According to Foreign Policy Magazine Chacra's Twitter page is considered one of the most influential in Latin America internationally. He is also an outspoken supporter of Brazilian football, particularly the club SE Palmeiras.

He received the Comunique-se Award as Best International Correspondent in the Written Media category in 2015 and 2017.

=== International coverage ===
Gustavo Chacra specializes in issues related to the Middle East, having developed reports and political and socioeconomic panoramas on the West Bank, Egypt, the United Arab Emirates, the Gaza Strip, Yemen, Israel, Jordan, Lebanon, Oman, Qatar, Syria and Turkey.

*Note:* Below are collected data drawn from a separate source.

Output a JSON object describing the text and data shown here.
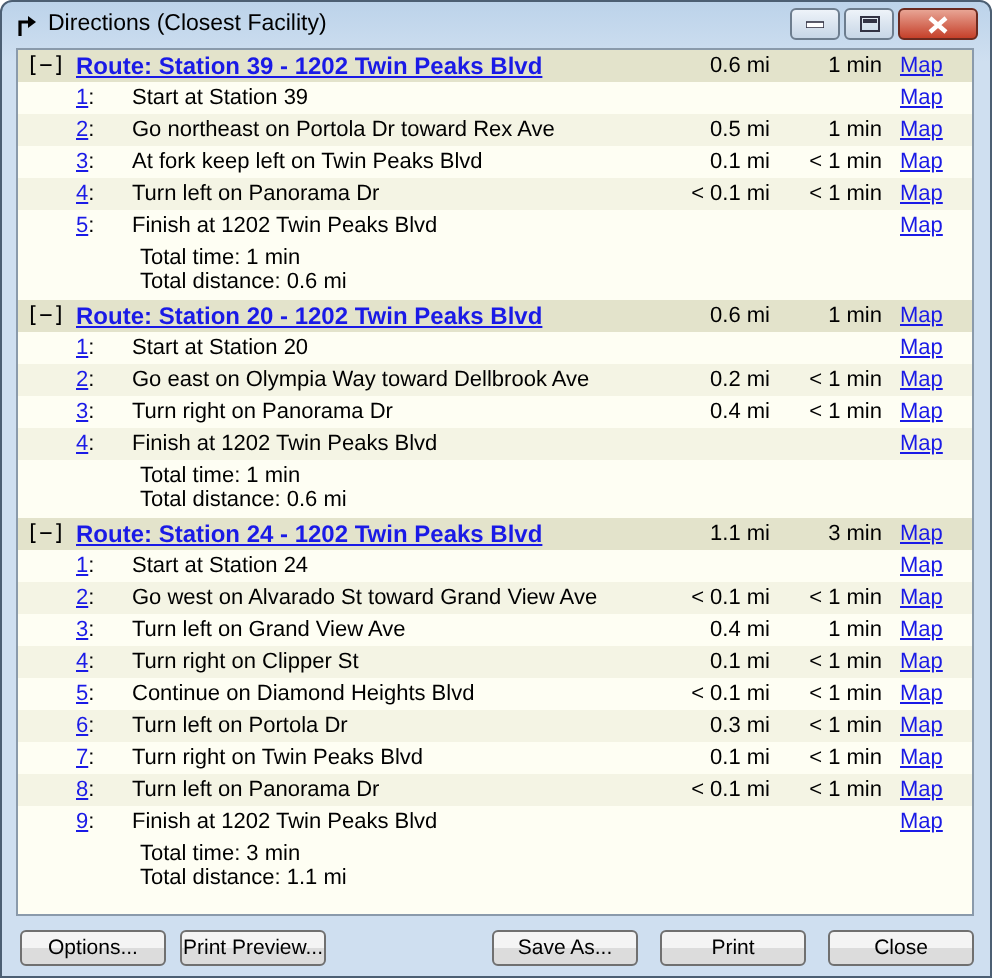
{
  "window": {
    "title": "Directions (Closest Facility)"
  },
  "routes": [
    {
      "expanded": true,
      "toggle": "[−]",
      "title": "Route: Station 39 - 1202 Twin Peaks Blvd",
      "distance": "0.6 mi",
      "time": "1 min",
      "map": "Map",
      "steps": [
        {
          "number": "1",
          "colon": ":",
          "text": "Start at Station 39",
          "map": "Map"
        },
        {
          "number": "2",
          "colon": ":",
          "text": "Go northeast on Portola Dr toward Rex Ave",
          "distance": "0.5 mi",
          "time": "1 min",
          "map": "Map"
        },
        {
          "number": "3",
          "colon": ":",
          "text": "At fork keep left on Twin Peaks Blvd",
          "distance": "0.1 mi",
          "time": "< 1 min",
          "map": "Map"
        },
        {
          "number": "4",
          "colon": ":",
          "text": "Turn left on Panorama Dr",
          "distance": "< 0.1 mi",
          "time": "< 1 min",
          "map": "Map"
        },
        {
          "number": "5",
          "colon": ":",
          "text": "Finish at 1202 Twin Peaks Blvd",
          "map": "Map"
        }
      ],
      "total_time": "Total time: 1 min",
      "total_distance": "Total distance: 0.6 mi"
    },
    {
      "expanded": true,
      "toggle": "[−]",
      "title": "Route: Station 20 - 1202 Twin Peaks Blvd",
      "distance": "0.6 mi",
      "time": "1 min",
      "map": "Map",
      "steps": [
        {
          "number": "1",
          "colon": ":",
          "text": "Start at Station 20",
          "map": "Map"
        },
        {
          "number": "2",
          "colon": ":",
          "text": "Go east on Olympia Way toward Dellbrook Ave",
          "distance": "0.2 mi",
          "time": "< 1 min",
          "map": "Map"
        },
        {
          "number": "3",
          "colon": ":",
          "text": "Turn right on Panorama Dr",
          "distance": "0.4 mi",
          "time": "< 1 min",
          "map": "Map"
        },
        {
          "number": "4",
          "colon": ":",
          "text": "Finish at 1202 Twin Peaks Blvd",
          "map": "Map"
        }
      ],
      "total_time": "Total time: 1 min",
      "total_distance": "Total distance: 0.6 mi"
    },
    {
      "expanded": true,
      "toggle": "[−]",
      "title": "Route: Station 24 - 1202 Twin Peaks Blvd",
      "distance": "1.1 mi",
      "time": "3 min",
      "map": "Map",
      "steps": [
        {
          "number": "1",
          "colon": ":",
          "text": "Start at Station 24",
          "map": "Map"
        },
        {
          "number": "2",
          "colon": ":",
          "text": "Go west on Alvarado St toward Grand View Ave",
          "distance": "< 0.1 mi",
          "time": "< 1 min",
          "map": "Map"
        },
        {
          "number": "3",
          "colon": ":",
          "text": "Turn left on Grand View Ave",
          "distance": "0.4 mi",
          "time": "1 min",
          "map": "Map"
        },
        {
          "number": "4",
          "colon": ":",
          "text": "Turn right on Clipper St",
          "distance": "0.1 mi",
          "time": "< 1 min",
          "map": "Map"
        },
        {
          "number": "5",
          "colon": ":",
          "text": "Continue on Diamond Heights Blvd",
          "distance": "< 0.1 mi",
          "time": "< 1 min",
          "map": "Map"
        },
        {
          "number": "6",
          "colon": ":",
          "text": "Turn left on Portola Dr",
          "distance": "0.3 mi",
          "time": "< 1 min",
          "map": "Map"
        },
        {
          "number": "7",
          "colon": ":",
          "text": "Turn right on Twin Peaks Blvd",
          "distance": "0.1 mi",
          "time": "< 1 min",
          "map": "Map"
        },
        {
          "number": "8",
          "colon": ":",
          "text": "Turn left on Panorama Dr",
          "distance": "< 0.1 mi",
          "time": "< 1 min",
          "map": "Map"
        },
        {
          "number": "9",
          "colon": ":",
          "text": "Finish at 1202 Twin Peaks Blvd",
          "map": "Map"
        }
      ],
      "total_time": "Total time: 3 min",
      "total_distance": "Total distance: 1.1 mi"
    }
  ],
  "buttons": [
    {
      "label": "Options..."
    },
    {
      "label": "Print Preview..."
    },
    {
      "label": "Save As..."
    },
    {
      "label": "Print"
    },
    {
      "label": "Close"
    }
  ]
}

In the region, he covered important events such as the Lebanon War between July and August 2006 and the conflicts in the Gaza Strip between December 2008 and January 2009. Gustavo also specializes in the issue involving the Israeli-Palestinian conflict, where he seeks to provide a clearer view of the reasons for the impasse, and covered the expansion of the Islamic terrorist group Al-Qaeda in Yemen in December 2009.

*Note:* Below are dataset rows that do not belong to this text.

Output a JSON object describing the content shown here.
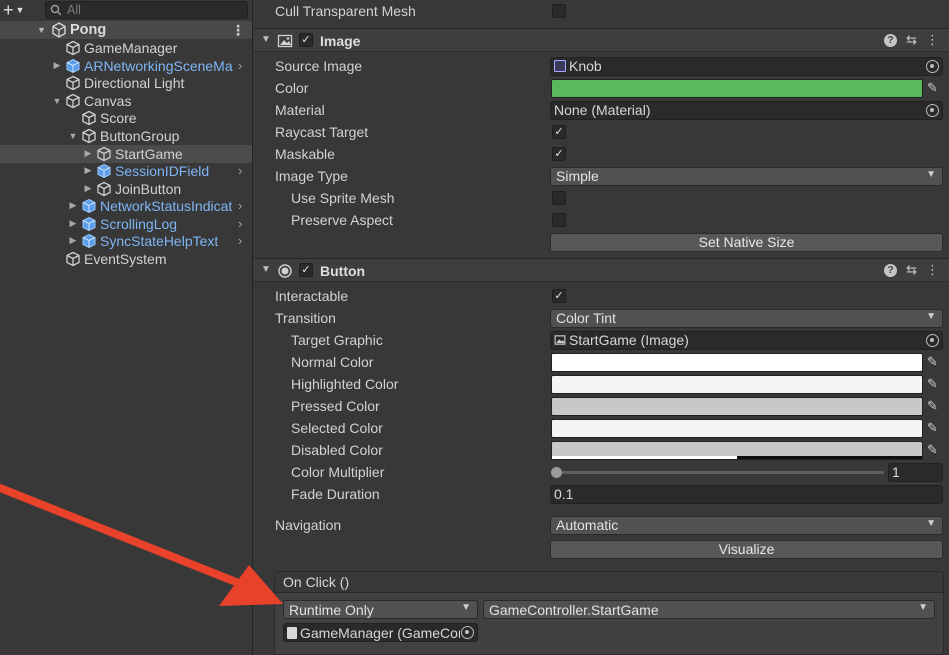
{
  "hierarchy": {
    "search_placeholder": "All",
    "scene_name": "Pong",
    "items": [
      {
        "label": "GameManager"
      },
      {
        "label": "ARNetworkingSceneMa"
      },
      {
        "label": "Directional Light"
      },
      {
        "label": "Canvas"
      },
      {
        "label": "Score"
      },
      {
        "label": "ButtonGroup"
      },
      {
        "label": "StartGame"
      },
      {
        "label": "SessionIDField"
      },
      {
        "label": "JoinButton"
      },
      {
        "label": "NetworkStatusIndicat"
      },
      {
        "label": "ScrollingLog"
      },
      {
        "label": "SyncStateHelpText"
      },
      {
        "label": "EventSystem"
      }
    ]
  },
  "inspector": {
    "cull_transparent_mesh": "Cull Transparent Mesh",
    "image": {
      "title": "Image",
      "source_image_label": "Source Image",
      "source_image_value": "Knob",
      "color_label": "Color",
      "color_value": "#5cb85c",
      "material_label": "Material",
      "material_value": "None (Material)",
      "raycast_target_label": "Raycast Target",
      "maskable_label": "Maskable",
      "image_type_label": "Image Type",
      "image_type_value": "Simple",
      "use_sprite_mesh_label": "Use Sprite Mesh",
      "preserve_aspect_label": "Preserve Aspect",
      "set_native_size": "Set Native Size"
    },
    "button": {
      "title": "Button",
      "interactable_label": "Interactable",
      "transition_label": "Transition",
      "transition_value": "Color Tint",
      "target_graphic_label": "Target Graphic",
      "target_graphic_value": "StartGame (Image)",
      "normal_color_label": "Normal Color",
      "highlighted_color_label": "Highlighted Color",
      "pressed_color_label": "Pressed Color",
      "selected_color_label": "Selected Color",
      "disabled_color_label": "Disabled Color",
      "color_multiplier_label": "Color Multiplier",
      "color_multiplier_value": "1",
      "fade_duration_label": "Fade Duration",
      "fade_duration_value": "0.1",
      "navigation_label": "Navigation",
      "navigation_value": "Automatic",
      "visualize": "Visualize",
      "on_click_label": "On Click ()",
      "runtime_value": "Runtime Only",
      "function_value": "GameController.StartGame",
      "object_value": "GameManager (GameCor"
    }
  },
  "colors": {
    "annotation_arrow": "#e8422a",
    "prefab_text": "#7fb5f5",
    "image_color": "#5cb85c"
  }
}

On a global scale, he also covered the political crisis in Honduras, which overthrew then-president Manuel Zelaya in June 2009, the 2008–2009 US economic crisis, with the collapse of the Lehman Brothers investment bank in September 2008, and the earthquake in Haiti in January 2010.

=== Books ===
Gustavo is the author of the book "Confined on the Front: Notes on the New World Geopolitics", the first edition of which was released in 2020 by Editora Todavia. He is the co-author of two books. The first is called "Fazendo As Malas", released in August 2012 by Editora Saraiva. The second book is called "Os Hermanos E Nós", written in partnership with journalist Ariel Palacios and released in May 2014 by Editora Contexto.

=== Controversy ===
In November 2017, Chacra tweeted a report from The Guardian newspaper, which stated that "60,000 nationalists marched in Poland to celebrate the country's independence day, shouting xenophobic slogans and displaying far-right symbols, a demonstration that was described by anti-fascists as a rallying cry for far-right groups worldwide." In the message, Chacra commented: "I warn the [sympathizers] in Brazil that Brazilians are not considered white by these Nazis." The statement generated controversy and received criticism, including from the Polish consul in Brazil, Katarzyna Braiter, who claimed that the event was a celebration of Poland's independence and the end of the Nazi occupation.

==Personal life==
Chacra married Ana Maria Saleme Meirelles in 2014, and together they have two children, Júlia and Antônio. The family also has a dog named Messi, as a tribute to the Argentine soccer player.